With the conclusion of Project Win-Win, one of the first Obama-era national nonprofit initiatives designed to help restore the U.S. as the world’s top performer in producing college graduates, its organizers say the campaign bestows a “roadmap” for states and higher education institutions to follow in developing degree completion data systems for tracking past and current students.

Released on Wednesday by the Washington-based Institute for Higher Education Policy (IHEP), the report titled Searching for Our Lost Associate’s Degrees: Project Win-Win at the Finish Line documents how the nearly four-year initiative resulted in 4,550 people being awarded associate degrees they had previously earned but had not claimed.
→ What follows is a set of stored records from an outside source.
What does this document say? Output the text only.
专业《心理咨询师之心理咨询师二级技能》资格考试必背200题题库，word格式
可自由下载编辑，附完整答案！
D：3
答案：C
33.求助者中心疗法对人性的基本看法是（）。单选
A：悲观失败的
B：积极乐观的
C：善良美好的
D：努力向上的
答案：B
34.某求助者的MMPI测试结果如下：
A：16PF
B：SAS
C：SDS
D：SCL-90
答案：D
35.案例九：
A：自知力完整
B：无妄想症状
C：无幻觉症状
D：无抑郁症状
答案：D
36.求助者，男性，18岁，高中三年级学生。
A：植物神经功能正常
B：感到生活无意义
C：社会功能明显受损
The project, which involved 50 two-year and 10 four-year institutions in nine states, also recruited 1,668 former students to return to school to complete a few credit hours of coursework to obtain their degree.

“Quite frankly, nothing like Win-Win had ever taken place over the 40 years of my work in U.S. higher education, certainly not at the scale of its institutional involvement, let alone with associate’s degree templates,” writes report author and IHEP senior associate Dr. Clifford Adelman in describing the project’s undertaking.

Launched in 2009, Project Win-Win focused on helping community colleges and four-year public institutions identify former students whose academic records qualified them for an associate degree and awarding those degrees retroactively. In addition, the participating schools identified former students who had fallen a few credits short of a two-year degree and sought to re-enroll them so that they could earn their degree. The four-year institutions were chosen as participants because they were authorized to award two-year degrees.

The project required some 200 people who worked in teams at the participating schools and who were tasked to conduct painstaking work to build information databases on former students dating back to the early 2000s. Project schools are in Florida, Louisiana, Michigan, Missouri, New York, Ohio, Oregon, Virginia and Wisconsin, according to IHEP.

The IHEP report indicates that a pool of 128,614 students came under scrutiny for the project, and the participating schools focused on 41,710 of them on which degree audits were conducted. The remaining 86,925 of the students had earned degrees or had re-enrolled at other institutions. Out of the 41,710, officials determined that 6,733 qualified as “eligible,” or those able to receive a degree retroactively, and 20,105 were deemed as “potentials,” meaning they were just a few credits shy of qualifying for a degree.